I've just seen this film again for the first time in about 20 years. I've held it as a personal favorite from an earlier viewing, all this time. It was with some trepidation, then, taking into account all the water that has washed under the gates in the last 20 years in cinematic terms, that I came to Conflict again. Would it still stand up as an authentic film experience?

For me, it has. --And what's more, there are resonances here, this time around, that flew over the head of a callow youngster. This go 'round, the film feels like nothing less than a meditation on regret, all those mistakes you wish you could undo, all those unfulfilled longings of middle age that arise out of a palpable sense of missed opportunities and fading last chances.

Bogart is perfect as Richard Mason, an engineer who is trusted to oversee the building of a bridge or skyscraper, but can't repair a 'simple little thing' like his damaged relationship with his wife. Mason regrets what has become of his marriage. He regrets feeling trapped in a 'situation.' He regrets that the time line of eternity has failed to synchronize the lifetime of his wife's much younger sister with his own. A cool and respected professional outwardly, he is, inside, a flailing, discontented man. What finally pushes him over the edge may be his wife's casual mockery in the films first scene, a preparation for their anniversary party. Amid some standard jibes and old-couple bickering, she throws out this taunt: that she hopes he never tells Evelyn, her sister, he has a thing for her, because she'd laugh at him. "I wish you hadn't said that" he thinks out loud. It's at that point that we begin to feel the wheels of escape turning in the engineer's head. With just a few thoughtless words, the relationship has turned a corner, from merely unrewarding to personally demeaning and thus intolerable. Therein hangs the tale.

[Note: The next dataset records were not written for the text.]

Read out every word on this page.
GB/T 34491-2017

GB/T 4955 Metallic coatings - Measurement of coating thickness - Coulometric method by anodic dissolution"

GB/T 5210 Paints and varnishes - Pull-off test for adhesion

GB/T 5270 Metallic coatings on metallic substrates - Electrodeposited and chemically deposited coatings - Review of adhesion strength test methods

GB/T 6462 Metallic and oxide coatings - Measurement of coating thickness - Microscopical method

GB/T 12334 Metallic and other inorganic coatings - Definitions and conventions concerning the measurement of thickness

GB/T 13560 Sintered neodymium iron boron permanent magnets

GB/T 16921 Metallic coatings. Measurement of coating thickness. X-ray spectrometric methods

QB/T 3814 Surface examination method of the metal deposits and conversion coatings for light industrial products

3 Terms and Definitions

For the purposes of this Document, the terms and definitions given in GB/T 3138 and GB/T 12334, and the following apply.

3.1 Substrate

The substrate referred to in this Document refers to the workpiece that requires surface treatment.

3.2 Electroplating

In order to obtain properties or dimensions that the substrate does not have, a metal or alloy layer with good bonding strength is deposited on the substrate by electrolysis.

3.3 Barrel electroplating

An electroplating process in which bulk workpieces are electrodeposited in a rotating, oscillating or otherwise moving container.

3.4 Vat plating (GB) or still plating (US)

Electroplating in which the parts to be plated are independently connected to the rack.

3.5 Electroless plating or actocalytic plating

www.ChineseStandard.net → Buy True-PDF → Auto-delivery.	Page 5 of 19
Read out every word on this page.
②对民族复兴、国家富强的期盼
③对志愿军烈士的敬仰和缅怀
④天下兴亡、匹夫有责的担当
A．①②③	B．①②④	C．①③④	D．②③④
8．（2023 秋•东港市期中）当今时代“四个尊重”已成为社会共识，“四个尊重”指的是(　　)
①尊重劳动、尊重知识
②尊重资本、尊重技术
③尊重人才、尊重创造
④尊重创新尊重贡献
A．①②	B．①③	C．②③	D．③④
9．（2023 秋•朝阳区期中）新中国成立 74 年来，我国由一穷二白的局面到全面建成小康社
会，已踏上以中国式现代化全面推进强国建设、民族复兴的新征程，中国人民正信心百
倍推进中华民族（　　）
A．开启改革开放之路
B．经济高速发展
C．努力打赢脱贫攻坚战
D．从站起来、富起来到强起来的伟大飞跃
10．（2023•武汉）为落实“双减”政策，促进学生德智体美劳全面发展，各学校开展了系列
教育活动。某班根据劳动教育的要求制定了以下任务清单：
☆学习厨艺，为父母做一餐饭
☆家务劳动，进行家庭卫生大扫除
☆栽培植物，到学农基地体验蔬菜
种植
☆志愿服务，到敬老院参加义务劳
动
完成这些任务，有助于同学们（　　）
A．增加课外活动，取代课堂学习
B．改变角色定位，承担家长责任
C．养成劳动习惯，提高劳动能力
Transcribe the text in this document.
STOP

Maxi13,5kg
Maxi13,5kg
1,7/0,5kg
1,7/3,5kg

By fade out, it is clear that Mason has one other towering regret: having killed his wife. The final scene, returned to the sepulcher he fashioned for his wife, Mason takes a long hard look with us alongside at existential despair. The empty tomb is a metaphor for Mason's life as he must feel it at that point: The emptiness of an empty life, the emptiness of death and eternity for one who has lived such a life. Whatever he was waiting for hasn't shown up this existence, and won't in the next. This is it for Richard Mason. Does it get any darker than this?

Conflict isn't included in most noir references because, I believe, some of the more psychologically aberrant elements of the characters and story are explained away rationally at the end, as part of a set up or a trick to trap a murderer. But I think the experts are mistaken in not having looked more closely at this film. The core of Conflict is, in fact, the purest noir: an existential view of life and death, struggles with doubts about ones own sanity, sexual longing as a spur to murder, and a cruel subversion of a cherished bourgeois institution (the 'perfect' marriage). If this isn't noir, then what is noir criticism but a transparent popularity contest-- like the earliest auteur criticism-- that speciously excludes films for having the "wrong" director, or for not having been endorsed by the "right" people?

Ten stars. Definitely worth your time.